Writing today in The Morning for The New York Times David Leonhardt notes how cases have fallen in places like the UK and India, observing that the virus is "more mysterious than we often admit".
While he does allow that "much of the ebb and flow of a pandemic cannot be explained by changes in human behavior" he doesn't let go of the one assumptions perhaps preventing him from appreciating what is happenig right now.
One or two caveats about the UK. It has vaccinated a far larger proportion of its population than the US and has antibodies present in over 90%. The recent drop in case numbers may in part reflect a surge extending in the younger working population beyond the capabilities of the current test and trace system, which is at least partly voluntary.
But the key thing is this: from an evolutionary perspective covid-19 has no interest whatsoever in hospitalising and killing us. On the contrary, all of our early responses to its spread have tended to reduce its overall opportunity because we a) isolate b) end up in ICU and/or die and c) vaccinate.
So, it responds with Delta, the 225% more infectious version of itself. Delta meets the double-jabbed Piers Morgan and what happens? He goes to Wembley, gets infected and has monster sneezing fits. Bingo, covid has its lifestyle back.
All it wants to do is reproduce. It is the closest thing in biology to one of Richard Dawkins's selfish genes. It is most definitely not like one of those aliens from A Quiet Place that wants to chomp off as many noisy human heads as possible.

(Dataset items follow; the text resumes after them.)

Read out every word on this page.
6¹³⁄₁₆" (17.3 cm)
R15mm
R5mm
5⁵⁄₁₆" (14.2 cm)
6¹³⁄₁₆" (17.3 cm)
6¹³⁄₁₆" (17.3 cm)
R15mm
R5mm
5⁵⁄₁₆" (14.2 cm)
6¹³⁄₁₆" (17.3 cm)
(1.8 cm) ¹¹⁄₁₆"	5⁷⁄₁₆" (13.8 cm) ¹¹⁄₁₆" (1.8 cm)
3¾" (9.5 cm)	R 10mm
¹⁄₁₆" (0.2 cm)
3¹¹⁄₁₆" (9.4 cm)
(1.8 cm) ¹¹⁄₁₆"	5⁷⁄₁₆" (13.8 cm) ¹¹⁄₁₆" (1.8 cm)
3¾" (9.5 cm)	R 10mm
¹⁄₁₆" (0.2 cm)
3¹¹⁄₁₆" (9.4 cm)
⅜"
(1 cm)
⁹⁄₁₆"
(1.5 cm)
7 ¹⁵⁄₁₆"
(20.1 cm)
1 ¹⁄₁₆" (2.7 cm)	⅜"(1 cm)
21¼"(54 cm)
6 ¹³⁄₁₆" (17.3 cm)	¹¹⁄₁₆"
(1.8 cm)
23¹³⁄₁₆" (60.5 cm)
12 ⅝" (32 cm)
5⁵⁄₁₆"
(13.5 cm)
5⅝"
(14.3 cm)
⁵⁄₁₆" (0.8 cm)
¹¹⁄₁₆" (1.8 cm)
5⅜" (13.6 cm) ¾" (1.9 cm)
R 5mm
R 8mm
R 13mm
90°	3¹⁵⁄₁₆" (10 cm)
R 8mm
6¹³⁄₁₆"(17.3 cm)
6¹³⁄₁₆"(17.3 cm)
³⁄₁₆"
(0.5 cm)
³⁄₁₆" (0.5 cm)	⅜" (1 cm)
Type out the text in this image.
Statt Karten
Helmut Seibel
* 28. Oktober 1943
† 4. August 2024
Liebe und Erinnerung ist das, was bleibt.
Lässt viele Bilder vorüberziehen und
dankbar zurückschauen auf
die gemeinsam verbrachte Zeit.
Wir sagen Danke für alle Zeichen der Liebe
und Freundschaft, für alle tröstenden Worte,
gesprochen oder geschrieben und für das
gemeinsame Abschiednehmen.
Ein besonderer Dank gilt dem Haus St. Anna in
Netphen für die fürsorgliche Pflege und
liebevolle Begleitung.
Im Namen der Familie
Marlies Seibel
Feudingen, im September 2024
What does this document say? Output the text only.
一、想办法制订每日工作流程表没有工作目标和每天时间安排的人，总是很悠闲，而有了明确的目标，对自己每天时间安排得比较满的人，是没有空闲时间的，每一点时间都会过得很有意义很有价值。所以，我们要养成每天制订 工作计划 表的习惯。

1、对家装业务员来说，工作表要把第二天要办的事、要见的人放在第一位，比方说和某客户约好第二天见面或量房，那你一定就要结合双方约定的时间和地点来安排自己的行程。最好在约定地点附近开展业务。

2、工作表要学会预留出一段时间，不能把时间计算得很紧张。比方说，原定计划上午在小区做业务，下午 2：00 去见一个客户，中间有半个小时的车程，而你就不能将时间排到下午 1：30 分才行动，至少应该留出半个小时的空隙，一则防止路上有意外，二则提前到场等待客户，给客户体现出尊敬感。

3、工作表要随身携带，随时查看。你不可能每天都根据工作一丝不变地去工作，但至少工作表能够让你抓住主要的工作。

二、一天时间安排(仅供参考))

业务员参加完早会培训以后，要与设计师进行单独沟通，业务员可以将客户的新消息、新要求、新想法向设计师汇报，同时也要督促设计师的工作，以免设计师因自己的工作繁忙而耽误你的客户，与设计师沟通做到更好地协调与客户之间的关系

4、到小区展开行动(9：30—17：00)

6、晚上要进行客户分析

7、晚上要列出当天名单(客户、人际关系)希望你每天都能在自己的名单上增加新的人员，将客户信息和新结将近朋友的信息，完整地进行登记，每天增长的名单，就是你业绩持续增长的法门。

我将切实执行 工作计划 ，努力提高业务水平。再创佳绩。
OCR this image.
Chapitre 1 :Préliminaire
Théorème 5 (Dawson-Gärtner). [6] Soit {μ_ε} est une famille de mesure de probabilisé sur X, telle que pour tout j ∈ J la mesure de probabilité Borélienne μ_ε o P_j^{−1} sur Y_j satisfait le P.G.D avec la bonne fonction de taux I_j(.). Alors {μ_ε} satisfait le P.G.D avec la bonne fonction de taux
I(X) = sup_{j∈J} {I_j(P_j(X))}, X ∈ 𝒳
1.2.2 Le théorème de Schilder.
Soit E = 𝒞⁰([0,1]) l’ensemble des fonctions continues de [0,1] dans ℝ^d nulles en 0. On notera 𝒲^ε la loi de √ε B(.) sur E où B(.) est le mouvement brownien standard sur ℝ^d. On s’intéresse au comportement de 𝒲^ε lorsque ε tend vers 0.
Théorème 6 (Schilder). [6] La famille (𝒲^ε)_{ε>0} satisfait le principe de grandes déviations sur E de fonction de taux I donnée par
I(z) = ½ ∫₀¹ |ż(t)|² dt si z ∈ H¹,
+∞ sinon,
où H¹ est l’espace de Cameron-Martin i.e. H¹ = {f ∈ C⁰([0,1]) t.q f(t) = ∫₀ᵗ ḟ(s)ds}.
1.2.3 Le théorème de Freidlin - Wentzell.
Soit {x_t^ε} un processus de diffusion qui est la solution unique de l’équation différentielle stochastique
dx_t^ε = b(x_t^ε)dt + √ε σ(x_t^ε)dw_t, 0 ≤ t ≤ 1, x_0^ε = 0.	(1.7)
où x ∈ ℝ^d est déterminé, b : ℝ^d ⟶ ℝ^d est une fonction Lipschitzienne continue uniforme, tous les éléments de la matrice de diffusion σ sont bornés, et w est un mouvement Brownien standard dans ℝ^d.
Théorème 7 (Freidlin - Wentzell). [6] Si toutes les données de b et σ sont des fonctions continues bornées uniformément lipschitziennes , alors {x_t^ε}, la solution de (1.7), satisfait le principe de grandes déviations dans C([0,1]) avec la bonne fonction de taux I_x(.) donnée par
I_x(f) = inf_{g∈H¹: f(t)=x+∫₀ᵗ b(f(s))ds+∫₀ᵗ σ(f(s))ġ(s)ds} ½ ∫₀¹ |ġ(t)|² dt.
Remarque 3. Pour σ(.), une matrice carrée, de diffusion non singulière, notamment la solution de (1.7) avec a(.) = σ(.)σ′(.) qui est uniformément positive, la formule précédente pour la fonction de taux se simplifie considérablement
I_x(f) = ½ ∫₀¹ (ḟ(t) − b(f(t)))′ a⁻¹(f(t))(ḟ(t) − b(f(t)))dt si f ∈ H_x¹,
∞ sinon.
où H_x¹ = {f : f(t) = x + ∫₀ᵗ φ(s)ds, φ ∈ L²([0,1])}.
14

In the UK it is close to becoming endemic, which will mark the end of the so-called pandemic, locally at least.
The problem for countries like Guatemala is that while Delta may allow covid to spread elsewhere in ways that no longer provoke such drastic human countermeasures, a more infectious variant 'ripping' through an under-vaccinated population with under-funded healthcare and all sorts of endemic co-morbidities could have truly shocking consequences.
And for the next few years we may find ourselves in a world where covid is endemic in some regions and resiliently pandemicky in others, with crossover variants providing headaches for those responsible for the setting the travel protocols.